What is Plant Morphology

Plant morphology is a field of botanic biology, researching the form and structure of plants according either to:

– their biological function

– a pre-defined morphological system (by comparing plant features against the system)

– experimental morphology (by changing the plant’s enviroment and/or state of development)

Research in plant morphology is used in the biological fields of taxonomy and genetics. The plant morphology field of biology is very old; this is due to relative ease of comparing plant features only by eye. Today, plant morphology is being researched on the molecular level with expensive instrumentation. The goal of this discipline remains the same: To gain a systematic structure from the wide array of plants that are known today.
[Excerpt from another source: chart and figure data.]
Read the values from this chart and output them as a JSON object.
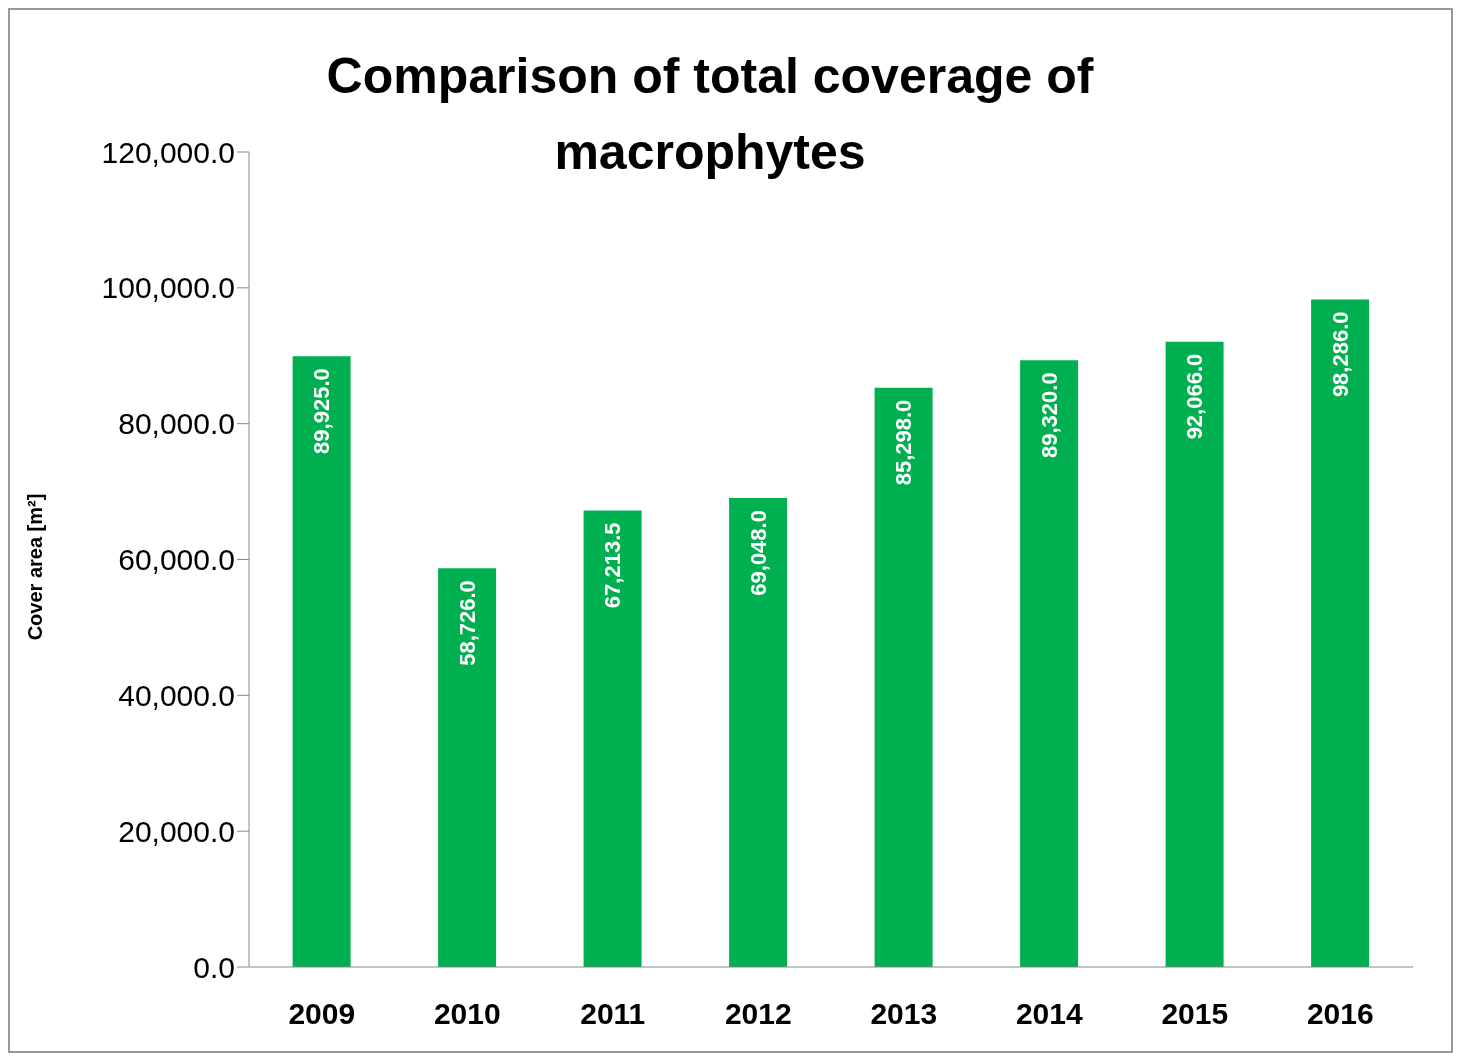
{
  "chart_data": {
    "type": "bar",
    "title": "Comparison of total coverage of macrophytes",
    "ylabel": "Cover area [m²]",
    "categories": [
      "2009",
      "2010",
      "2011",
      "2012",
      "2013",
      "2014",
      "2015",
      "2016"
    ],
    "values": [
      89925.0,
      58726.0,
      67213.5,
      69048.0,
      85298.0,
      89320.0,
      92066.0,
      98286.0
    ],
    "value_labels": [
      "89,925.0",
      "58,726.0",
      "67,213.5",
      "69,048.0",
      "85,298.0",
      "89,320.0",
      "92,066.0",
      "98,286.0"
    ],
    "color": "#00b050",
    "ylim": [
      0,
      120000
    ],
    "yticks": [
      {
        "value": 0,
        "label": "0.0"
      },
      {
        "value": 20000,
        "label": "20,000.0"
      },
      {
        "value": 40000,
        "label": "40,000.0"
      },
      {
        "value": 60000,
        "label": "60,000.0"
      },
      {
        "value": 80000,
        "label": "80,000.0"
      },
      {
        "value": 100000,
        "label": "100,000.0"
      },
      {
        "value": 120000,
        "label": "120,000.0"
      }
    ]
  }
}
The first important group in plant morphology is the protophytes. These lack the morphological features of root, stem and leafs. These are plants cells that are cooperative to some extent, but not multi-cellular organisms in the strict sense.

The second group is the thallophytes. Tallophytes are defined as lacking the morphological features of root, stem and leafs. Tallophytes are multi-cellular, cooperative organisms.

The last group is the kormophytes. Kormophytes are defined by having a root, a stem and leaves. First we need to consider plant development of these in general. Herbaceous plants never get into the wooden stage of development. Every other plant form reaches the wooden stage.

Looking at the leaves one notices that they are aligned in a certain pattern around the stem. Research into this sub-field of morphology is called phyllotaxis. Secondly the leaf shape must be described. Anisophyllie is the phenomenom of differeing leaf sizes on a single sprout. Heterophyllie is the phenomenom of differing leaf shapes on the whole plant.

Then the inflorescence system must be investigated. Generally said, phyllotaxis may also apply to flowers. Other patterns, including terminal flowers may form, too. The most interesting phenomenom is metatopy however. In this case, the bud either diverges from the sprout or is above the sprout attached to the main stem. Adventitious buds and flowers sometimes form – they are often seen in places where one would not the plant expect to grow (e.g. root/stem tip). This often occurs when the plant is wounded or the enviroment drastically changes, but may also occur normally in various plants. Some plants may also build up special organs for vegetative reproduction, which can occur on the stem, root and even on the leaves.

This description of plant morphology was only a quick overview. Many more things could be said about the above three groups but these features are enough for any hobbyist to describe a plant correctly through plant morphology.